Question

If \( \mathbf{a} = \mathbf{i} + \mathbf{j} + \mathbf{k}, \mathbf{b} = \mathbf{i} + 3\mathbf{j} + 5\mathbf{k}, \) and \( \mathbf{c} = 7\mathbf{i} + 9\mathbf{j} + 11\mathbf{k} \), then the area of the parallelogram having diagonals \( \mathbf{a} + \mathbf{b} \) and \( \mathbf{b} + \mathbf{c} \) is:

• A. \( 4\sqrt{6} \) sq. units
• B. \( \frac{1}{2} \sqrt{21} \) sq. units
• C. \( \frac{\sqrt{6}}{2} \) sq. units
• D. \( \sqrt{6} \) sq. units

Hint:

To find the area of a parallelogram with given diagonals, use the cross product of the vectors corresponding to the diagonals and compute its magnitude.

Answer 1

The Correct Option is A

Step 1: Understanding the problem.
We are given the vectors \( \mathbf{a}, \mathbf{b}, \mathbf{c} \), and we need to find the area of a parallelogram formed by the diagonals \( \mathbf{a} + \mathbf{b} \) and \( \mathbf{b} + \mathbf{c} \).
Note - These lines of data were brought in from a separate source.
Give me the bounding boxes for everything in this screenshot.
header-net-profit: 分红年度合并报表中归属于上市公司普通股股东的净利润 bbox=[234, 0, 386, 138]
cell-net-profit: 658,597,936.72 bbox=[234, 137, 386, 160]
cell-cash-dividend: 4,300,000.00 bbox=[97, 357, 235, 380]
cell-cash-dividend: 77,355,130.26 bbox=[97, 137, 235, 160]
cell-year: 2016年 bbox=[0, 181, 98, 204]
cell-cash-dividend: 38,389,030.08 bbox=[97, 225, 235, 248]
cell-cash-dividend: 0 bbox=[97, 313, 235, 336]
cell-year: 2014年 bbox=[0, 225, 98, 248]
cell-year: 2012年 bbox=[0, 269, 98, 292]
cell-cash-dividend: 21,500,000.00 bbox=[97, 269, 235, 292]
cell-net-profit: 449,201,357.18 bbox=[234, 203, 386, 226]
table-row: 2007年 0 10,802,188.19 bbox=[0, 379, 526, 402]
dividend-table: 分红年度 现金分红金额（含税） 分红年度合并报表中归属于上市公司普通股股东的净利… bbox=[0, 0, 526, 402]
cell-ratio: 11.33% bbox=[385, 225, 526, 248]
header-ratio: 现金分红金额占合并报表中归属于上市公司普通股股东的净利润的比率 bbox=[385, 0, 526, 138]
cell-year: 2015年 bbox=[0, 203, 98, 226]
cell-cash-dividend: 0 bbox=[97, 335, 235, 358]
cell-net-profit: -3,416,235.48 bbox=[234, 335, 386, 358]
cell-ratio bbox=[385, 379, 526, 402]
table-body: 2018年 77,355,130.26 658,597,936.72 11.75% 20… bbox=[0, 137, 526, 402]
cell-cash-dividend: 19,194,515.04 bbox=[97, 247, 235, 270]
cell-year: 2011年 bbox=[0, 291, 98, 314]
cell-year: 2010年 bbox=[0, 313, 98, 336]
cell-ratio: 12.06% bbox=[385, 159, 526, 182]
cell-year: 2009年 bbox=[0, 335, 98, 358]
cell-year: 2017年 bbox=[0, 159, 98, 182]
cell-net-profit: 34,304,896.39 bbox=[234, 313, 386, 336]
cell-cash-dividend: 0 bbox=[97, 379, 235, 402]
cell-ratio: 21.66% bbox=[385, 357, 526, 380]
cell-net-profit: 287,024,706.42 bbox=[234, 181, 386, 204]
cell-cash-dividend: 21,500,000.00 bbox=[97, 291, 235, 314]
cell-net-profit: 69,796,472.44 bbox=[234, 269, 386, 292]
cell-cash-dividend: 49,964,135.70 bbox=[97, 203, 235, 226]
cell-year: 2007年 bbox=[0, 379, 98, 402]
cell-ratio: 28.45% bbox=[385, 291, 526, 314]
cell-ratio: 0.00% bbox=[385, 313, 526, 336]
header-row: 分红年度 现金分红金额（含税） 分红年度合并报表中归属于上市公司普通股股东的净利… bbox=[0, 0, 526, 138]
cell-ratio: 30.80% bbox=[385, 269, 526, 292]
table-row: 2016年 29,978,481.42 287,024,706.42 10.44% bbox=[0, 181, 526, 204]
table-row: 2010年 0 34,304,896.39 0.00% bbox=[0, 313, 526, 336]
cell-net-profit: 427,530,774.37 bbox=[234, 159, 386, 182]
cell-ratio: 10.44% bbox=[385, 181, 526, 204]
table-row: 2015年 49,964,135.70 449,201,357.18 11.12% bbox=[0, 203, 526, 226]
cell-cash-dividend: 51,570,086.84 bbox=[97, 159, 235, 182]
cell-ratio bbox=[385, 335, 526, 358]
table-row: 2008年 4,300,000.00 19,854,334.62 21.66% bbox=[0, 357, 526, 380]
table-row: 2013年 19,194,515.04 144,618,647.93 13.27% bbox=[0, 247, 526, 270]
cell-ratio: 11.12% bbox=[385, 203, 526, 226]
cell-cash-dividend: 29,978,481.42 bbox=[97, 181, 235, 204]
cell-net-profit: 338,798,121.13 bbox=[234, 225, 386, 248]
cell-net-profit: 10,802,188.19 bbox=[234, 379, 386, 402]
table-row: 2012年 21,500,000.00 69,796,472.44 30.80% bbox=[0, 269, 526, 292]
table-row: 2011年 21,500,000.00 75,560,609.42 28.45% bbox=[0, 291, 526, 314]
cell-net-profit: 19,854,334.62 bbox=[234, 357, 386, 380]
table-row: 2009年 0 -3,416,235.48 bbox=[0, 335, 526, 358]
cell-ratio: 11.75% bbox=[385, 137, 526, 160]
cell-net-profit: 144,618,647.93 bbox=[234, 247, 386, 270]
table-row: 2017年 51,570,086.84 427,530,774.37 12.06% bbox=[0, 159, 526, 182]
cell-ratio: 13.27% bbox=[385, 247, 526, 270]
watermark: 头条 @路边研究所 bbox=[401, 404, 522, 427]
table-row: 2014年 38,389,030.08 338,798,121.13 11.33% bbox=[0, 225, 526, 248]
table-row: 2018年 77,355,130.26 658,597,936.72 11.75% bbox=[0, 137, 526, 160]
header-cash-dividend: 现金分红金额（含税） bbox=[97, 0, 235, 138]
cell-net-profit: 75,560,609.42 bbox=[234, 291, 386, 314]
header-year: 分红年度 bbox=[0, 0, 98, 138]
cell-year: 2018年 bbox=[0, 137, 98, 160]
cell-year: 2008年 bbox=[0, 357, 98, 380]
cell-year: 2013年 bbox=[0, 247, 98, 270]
The formula for the area of a parallelogram formed by two vectors \( \mathbf{u} \) and \( \mathbf{v} \) is given by: \[ \text{Area} = \left| \mathbf{u} \times \mathbf{v} \right|. \] Here, the vectors are \( \mathbf{u} = \mathbf{a} + \mathbf{b} \) and \( \mathbf{v} = \mathbf{b} + \mathbf{c} \).
Step 2: Calculating the cross product.
First, find the vectors \( \mathbf{u} \) and \( \mathbf{v} \): \[ \mathbf{u} = \mathbf{a} + \mathbf{b} = (1+1)\mathbf{i} + (1+3)\mathbf{j} + (1+5)\mathbf{k} = 2\mathbf{i} + 4\mathbf{j} + 6\mathbf{k}, \] \[ \mathbf{v} = \mathbf{b} + \mathbf{c} = (1+7)\mathbf{i} + (3+9)\mathbf{j} + (5+11)\mathbf{k} = 8\mathbf{i} + 12\mathbf{j} + 16\mathbf{k}. \] Now, compute the cross product \( \mathbf{u} \times \mathbf{v} \): \[ \mathbf{u} \times \mathbf{v} = \begin{vmatrix} \mathbf{i} & \mathbf{j} & \mathbf{k} \\ 2 & 4 & 6 \\ 8 & 12 & 16 \end{vmatrix}. \] Expanding the determinant: \[ \mathbf{u} \times \mathbf{v} = \mathbf{i} \begin{vmatrix} 4 & 6 \\ 12 & 16 \end{vmatrix} - \mathbf{j} \begin{vmatrix} 2 & 6 \\ 8 & 16 \end{vmatrix} + \mathbf{k} \begin{vmatrix} 2 & 4 \\ 8 & 12 \end{vmatrix}. \] \[ \mathbf{u} \times \mathbf{v} = \mathbf{i} \left( 4(16) - 6(12) \right) - \mathbf{j} \left( 2(16) - 6(8) \right) + \mathbf{k} \left( 2(12) - 4(8) \right), \] \[ \mathbf{u} \times \mathbf{v} = \mathbf{i} (64 - 72) - \mathbf{j} (32 - 48) + \mathbf{k} (24 - 32), \] \[ \mathbf{u} \times \mathbf{v} = -8\mathbf{i} + 16\mathbf{j} - 8\mathbf{k}. \]
Step 3: Finding the magnitude of the cross product.
Now, calculate the magnitude of \( \mathbf{u} \times \mathbf{v} \): \[ \left| \mathbf{u} \times \mathbf{v} \right| = \sqrt{(-8)^2 + 16^2 + (-8)^2} = \sqrt{64 + 256 + 64} = \sqrt{384} = 4\sqrt{6}. \]
Step 4: Conclusion.
Therefore, the area of the parallelogram is \( 4\sqrt{6} \) square units, and the correct answer is (a).